VANCOUVER, British Columbia, July 29, 2019 (GLOBE NEWSWIRE) -- Goldcliff Resource Corporation (“Goldcliff” or the “Company”) (GCN: TSX.V, GCFFF: OTCBB PINKS) is pleased to announce a Non-Brokered Private Placement of up to 10,000,000 Units at a price of $0.10 per Unit, for gross proceeds of $1,000,000. The Company also announces the closing of a first tranche of 1,250,000 Units for gross proceeds of $125,000. Each Unit will consist of one common share and one half of one common share purchase Warrant. Each whole Warrant will entitle the holder to purchase one additional common share at a price of $0.20 per share for a period of two years from the date of closing. Goldcliff has the right to accelerate the expiry date of the warrants to 30 days if the closing price for Goldcliff shares is at least $0.40 for 20 consecutive trading days. In addition to other exemptions from the prospectus and registration requirements, the Private Placement will be open to existing shareholders of record as of July 21, 2019 pursuant to BC Instrument 45-534 “Exemption from Prospectus Requirement for Certain Trades to Existing Security Holders”. Any Units purchased by way of the Private Placement will be subject to four months and a day resale restrictions. A Finders’ Fee of 7% cash and 7% share purchase warrants (Broker Warrants), exercisable on the same terms as the investor warrants, may be paid to any third-party Finders. No Fee is payable on the first tranche. The Private Placement and payment of Finders’ Fees are subject to final acceptance by the TSX Venture Exchange.
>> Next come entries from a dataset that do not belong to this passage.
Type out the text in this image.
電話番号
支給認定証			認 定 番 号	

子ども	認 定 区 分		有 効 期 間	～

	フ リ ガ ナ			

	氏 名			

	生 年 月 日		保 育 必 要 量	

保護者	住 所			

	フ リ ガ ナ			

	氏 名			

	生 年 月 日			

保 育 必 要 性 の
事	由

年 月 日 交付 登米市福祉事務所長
Included in the subscribers for this first tranche is Company President George Sanders, who has agreed to purchase 1,000,000 Units. Mr. Sanders currently holds 11,578,353 shares of 28,223,991 shares outstanding or 41% of the issued shares of the Company. Subsequent to this transaction Mr. Sanders will hold 12,578,353 shares of 29,473,991 or 42.6% of the issued shares, and 13,078,353 shares of 29,973,991 outstanding on a partially diluted basis or 43.6%. The transaction with Mr. Sanders constitutes a "related party transaction" in the context of Multilateral Instrument 61-101, and the Company intends to rely on exemptions in such Instrument with respect to minority shareholder approval and a formal valuation.
Proceeds will be applied to exploration activities at the recently optioned Nevada Rand project located in Mineral County, Nevada and to working capital.
Goldcliff also announces a Non-Brokered private placement of up to 600,000 Flow Through Shares at a price of $0.12 per share for gross proceeds of $72,000. Proceeds will be applied to surface sampling activities at the 100% owned Panorama Ridge gold project located near Hedley, British Columbia.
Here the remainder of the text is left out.